Delay to extension of flexible working rights
Currently, only employees with children under the age of 17 (18 if the child is disabled) or who are carers of certain adults have the right to request a flexible pattern of work.
This however is subject to the employee having 26 weeks' continuous employment at the date the request is made, not being an agency worker or a member of the armed forces and not have made another request to work flexibly in the preceding twelve months.
The extension of the right to request flexible working to all qualifying employees was due to be implemented on 6 April 2014 through the Children and Families Bill. However on 22 January, the government announced that implementation would be delayed but no new date has been given as yet. The Department for Business, Innovation and Skills (BIS) has confirmed that the government will look to implement the extension at "an appropriate date as soon as possible this year".

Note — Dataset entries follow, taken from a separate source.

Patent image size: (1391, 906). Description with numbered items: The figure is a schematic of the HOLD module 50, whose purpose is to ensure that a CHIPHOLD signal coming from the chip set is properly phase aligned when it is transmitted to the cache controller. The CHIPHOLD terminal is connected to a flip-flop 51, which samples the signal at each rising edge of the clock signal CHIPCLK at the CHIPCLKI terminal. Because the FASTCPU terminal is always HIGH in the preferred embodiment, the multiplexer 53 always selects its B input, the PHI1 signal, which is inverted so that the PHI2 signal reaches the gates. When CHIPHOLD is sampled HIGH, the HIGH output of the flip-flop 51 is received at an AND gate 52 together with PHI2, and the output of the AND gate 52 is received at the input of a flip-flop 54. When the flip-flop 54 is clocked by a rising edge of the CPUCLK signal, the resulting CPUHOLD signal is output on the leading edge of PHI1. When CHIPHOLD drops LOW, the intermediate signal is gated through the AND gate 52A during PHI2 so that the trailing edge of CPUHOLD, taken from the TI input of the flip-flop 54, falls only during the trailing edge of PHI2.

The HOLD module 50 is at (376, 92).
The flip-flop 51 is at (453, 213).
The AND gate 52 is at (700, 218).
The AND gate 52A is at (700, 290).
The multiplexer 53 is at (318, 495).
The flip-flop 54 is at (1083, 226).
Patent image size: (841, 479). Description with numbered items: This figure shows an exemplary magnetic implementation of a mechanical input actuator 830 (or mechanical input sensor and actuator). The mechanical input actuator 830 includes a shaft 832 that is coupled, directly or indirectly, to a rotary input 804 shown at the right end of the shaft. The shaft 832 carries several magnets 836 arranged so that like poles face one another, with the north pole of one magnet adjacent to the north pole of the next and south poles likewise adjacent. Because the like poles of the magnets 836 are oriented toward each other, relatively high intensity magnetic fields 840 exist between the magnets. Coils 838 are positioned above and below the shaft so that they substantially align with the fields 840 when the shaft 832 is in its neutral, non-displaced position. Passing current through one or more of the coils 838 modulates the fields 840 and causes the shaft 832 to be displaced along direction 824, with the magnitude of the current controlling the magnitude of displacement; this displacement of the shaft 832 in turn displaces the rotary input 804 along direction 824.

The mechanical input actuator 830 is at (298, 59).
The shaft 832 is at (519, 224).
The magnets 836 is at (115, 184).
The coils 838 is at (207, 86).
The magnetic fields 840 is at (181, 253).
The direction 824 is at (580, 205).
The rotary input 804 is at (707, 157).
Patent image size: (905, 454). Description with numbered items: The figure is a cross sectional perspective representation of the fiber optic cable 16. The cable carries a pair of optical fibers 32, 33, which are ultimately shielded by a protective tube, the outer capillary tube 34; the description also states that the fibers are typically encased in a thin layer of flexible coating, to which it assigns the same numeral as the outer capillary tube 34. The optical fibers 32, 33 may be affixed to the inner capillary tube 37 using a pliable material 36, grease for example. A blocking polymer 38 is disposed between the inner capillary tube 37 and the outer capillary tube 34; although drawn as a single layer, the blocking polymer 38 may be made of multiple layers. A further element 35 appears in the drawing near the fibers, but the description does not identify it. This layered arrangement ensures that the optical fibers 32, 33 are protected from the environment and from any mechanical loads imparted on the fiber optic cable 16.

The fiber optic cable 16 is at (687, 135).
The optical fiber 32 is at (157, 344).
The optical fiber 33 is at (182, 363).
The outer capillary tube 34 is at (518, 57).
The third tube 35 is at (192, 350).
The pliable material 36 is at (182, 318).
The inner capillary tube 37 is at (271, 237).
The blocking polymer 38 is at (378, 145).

As well as extension of the right to request flexible working, the statutory procedure for dealing with requests will be removed, replaced instead by an obligation to consider requests reasonably.
On 22 January 2014, ACAS published:
•Its response to the draft Code of Practice relating to the extension of the right to request flexible working
•Its Guidance Handling requests to work flexibly in a reasonable manner to supplement the Code
The Guidance provides an overview on developing a right to request policy and how to deal with requests. It suggests that an employer should consider the request carefully, looking at the benefits of the requested changes for both the employee and the business and weighing these against any adverse business impact. Note that the current eight business reasons for rejecting a request are unchanged.
Many organisations recognise the business benefits of flexible working and already provide that the right to request flexible working is available to all staff. However for those that do not, they will need to keep an eye out for the new implementation date in due course and then to update their flexible working policy and procedures.